The Six Nations Land and Resources describes the nature of the claim here. The claim is for the flooding caused by the creation of the Dunnville Dam, and the consequent back up of water. The map of the claim shown here, indicates that the lands were along the Grand River from Dunnville to Cayuga. The claim was for 2415.60 acres that were flooded. There were some Seneca, Delaware and Lower Cayuga residing in these areas of North Cayuga and South Cayuga Townships - and a lot of White people whose property was also impacted. It appears that the Land and Resources researchers have found evidence that individual Indians were given compensation for 290 acres of improvements lost to the flooding, but the Six Nations had not been compensated for the general flooding itself.
Based on the evidence shown on the Land and Resources page for this particular claim, over the years between about 1829, through 1890 various claims were tabled. In the latter year, a claim was placed before the Exchequer Court and filed, but was never brought before the Courts as was the required procedure. An additional claim was filed in 1943, but appears to have gone nowhere. Finally, on 13th May 1994, John Sinclair, the Assistant Deputy Minister responsible for claims through Indian and Northern Affairs Canada, told then Chief Steve Williams that the Government of Canada would assume responsibility for this matter and offer compensation. It all sounded very promising, but ..............
In 2007 the Federal Government of Canada offered $26 million dollars as compensation. In 2008 both the Confederacy (HCCC) and the Elected Band Council (SNEC) agreed that they should speak as "one voice" for Six Nations people. The Land and Resources Office requested feedback from Six Nations Community members. As far as the website information goes, it stops here. So what has happened since 2008? For those who have followed this blog, you can probably figure out the answer.

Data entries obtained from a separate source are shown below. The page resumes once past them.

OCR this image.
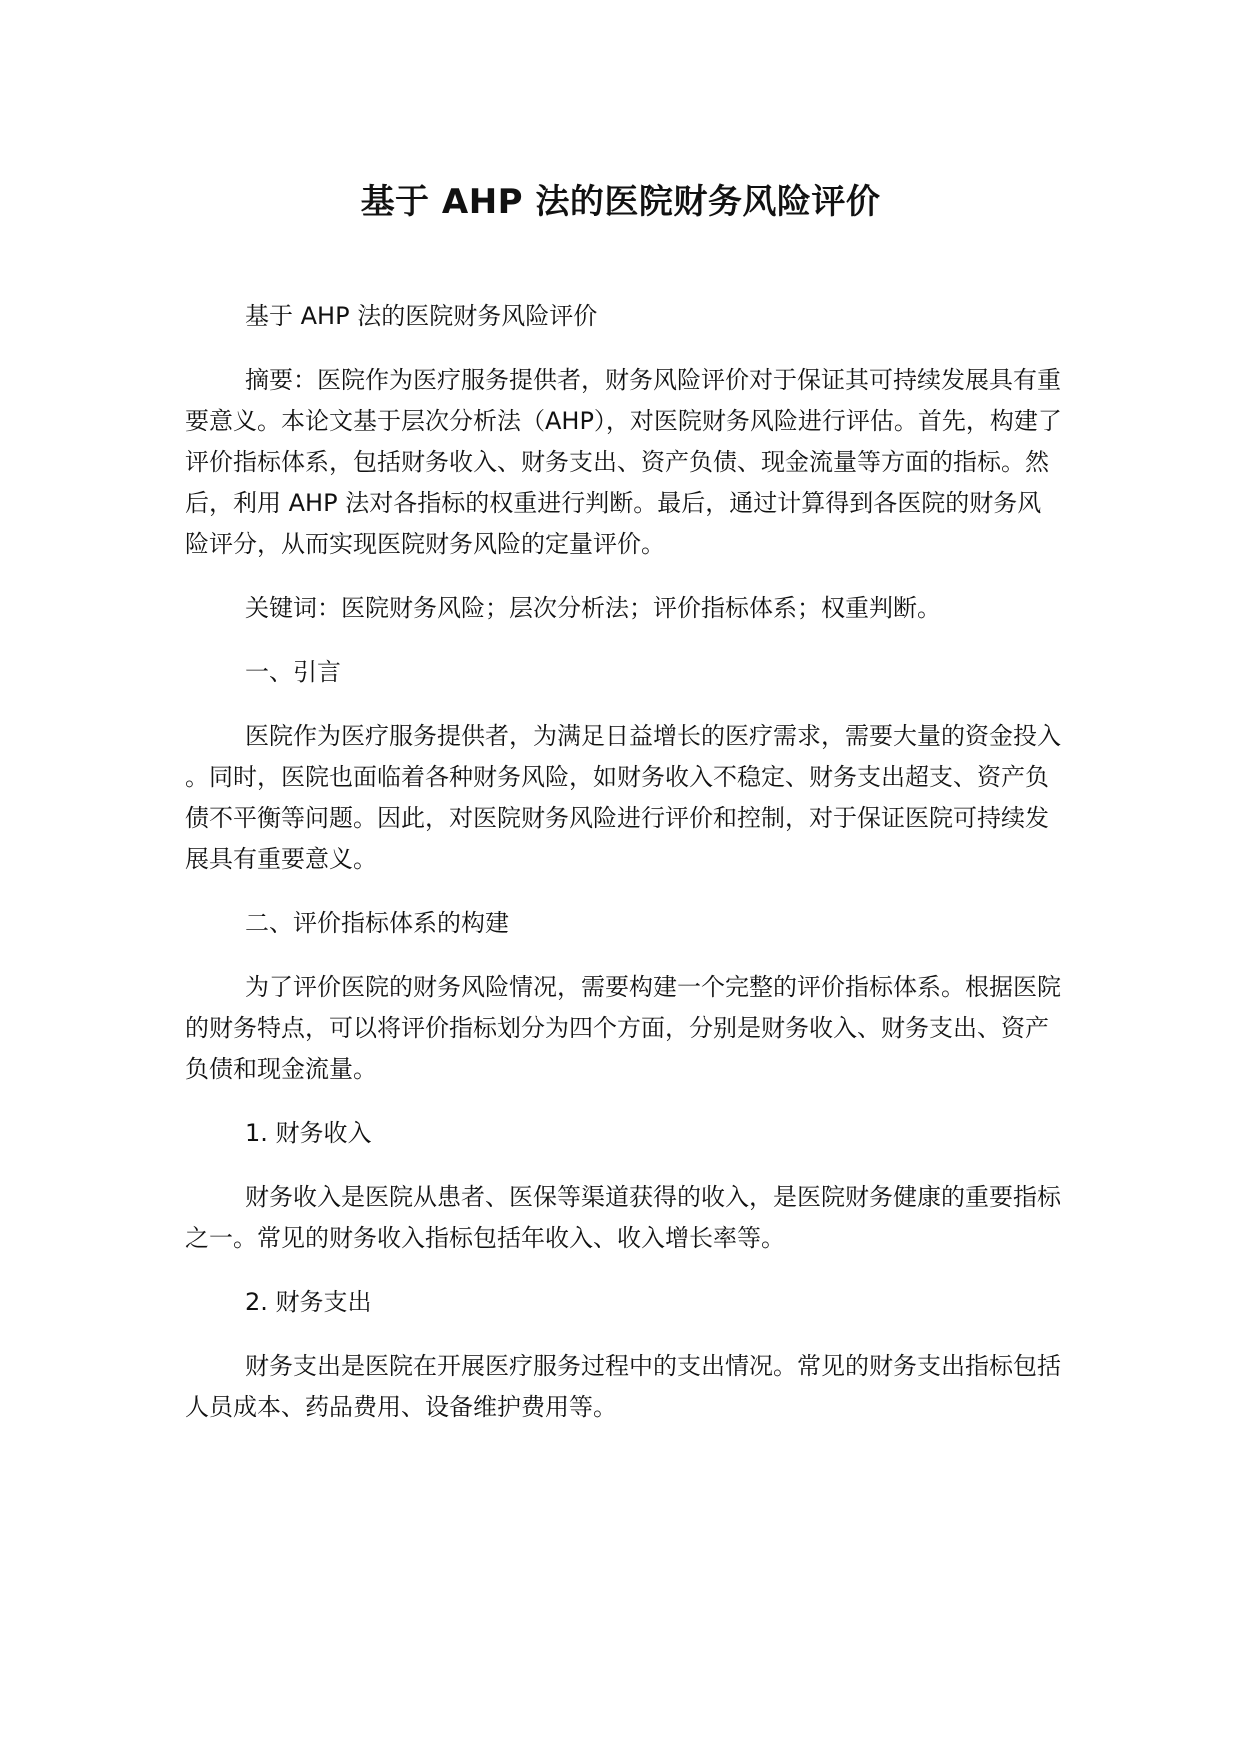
基于 AHP 法的医院财务风险评价

基于 AHP 法的医院财务风险评价

摘要：医院作为医疗服务提供者，财务风险评价对于保证其可持续发展具有重要意义。本论文基于层次分析法（AHP），对医院财务风险进行评估。首先，构建了评价指标体系，包括财务收入、财务支出、资产负债、现金流量等方面的指标。然后，利用 AHP 法对各指标的权重进行判断。最后，通过计算得到各医院的财务风险评分，从而实现医院财务风险的定量评价。

关键词：医院财务风险；层次分析法；评价指标体系；权重判断。

一、引言

医院作为医疗服务提供者，为满足日益增长的医疗需求，需要大量的资金投入。同时，医院也面临着各种财务风险，如财务收入不稳定、财务支出超支、资产负债不平衡等问题。因此，对医院财务风险进行评价和控制，对于保证医院可持续发展具有重要意义。

二、评价指标体系的构建

为了评价医院的财务风险情况，需要构建一个完整的评价指标体系。根据医院的财务特点，可以将评价指标划分为四个方面，分别是财务收入、财务支出、资产负债和现金流量。

1. 财务收入

财务收入是医院从患者、医保等渠道获得的收入，是医院财务健康的重要指标之一。常见的财务收入指标包括年收入、收入增长率等。

2. 财务支出

财务支出是医院在开展医疗服务过程中的支出情况。常见的财务支出指标包括人员成本、药品费用、设备维护费用等。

It appears that in the interval between 2008 and today, lawyer Aaron Detlor, a Director and legal advisor to the Haudenosaunee Development Institute (about which I have spoken elsewhere) came up with a figure he considered more acceptable - one billion dollars. No, he was not kidding. See here. Needless to say, the Canadian team withdrew their offer, which they consider as "fair and reasonable" and as far as I know there have been no further talks. Once again the controversial Detlor, who to the best of my knowledge is not a member of the Six Nations Community, has been able to hold sway and as a consequence, Six Nations may end up with nothing.
If I was a member of the Canadian negotiating team, the one billion figure would be a gross insult, and entirely unrealistic for damage done back in 1829, so time to fold em and go home. The offer was made in 2008, and I have not heard anything further about the matter in the media via online searches. So it will probably die a natural death. What if the present information relative to the validity of surrenders during the 1840s comes to light (meaning reaches the levels of Government where something could be done), and the obvious decision is made - that all of the major land claims are without merit. Then what becomes of the $26 million that would have been in the bank, and put to the service of the Six Nations Community. So how will Six Nations feel when they see this and other monies go up in smoke? Guess we shall see - eventually.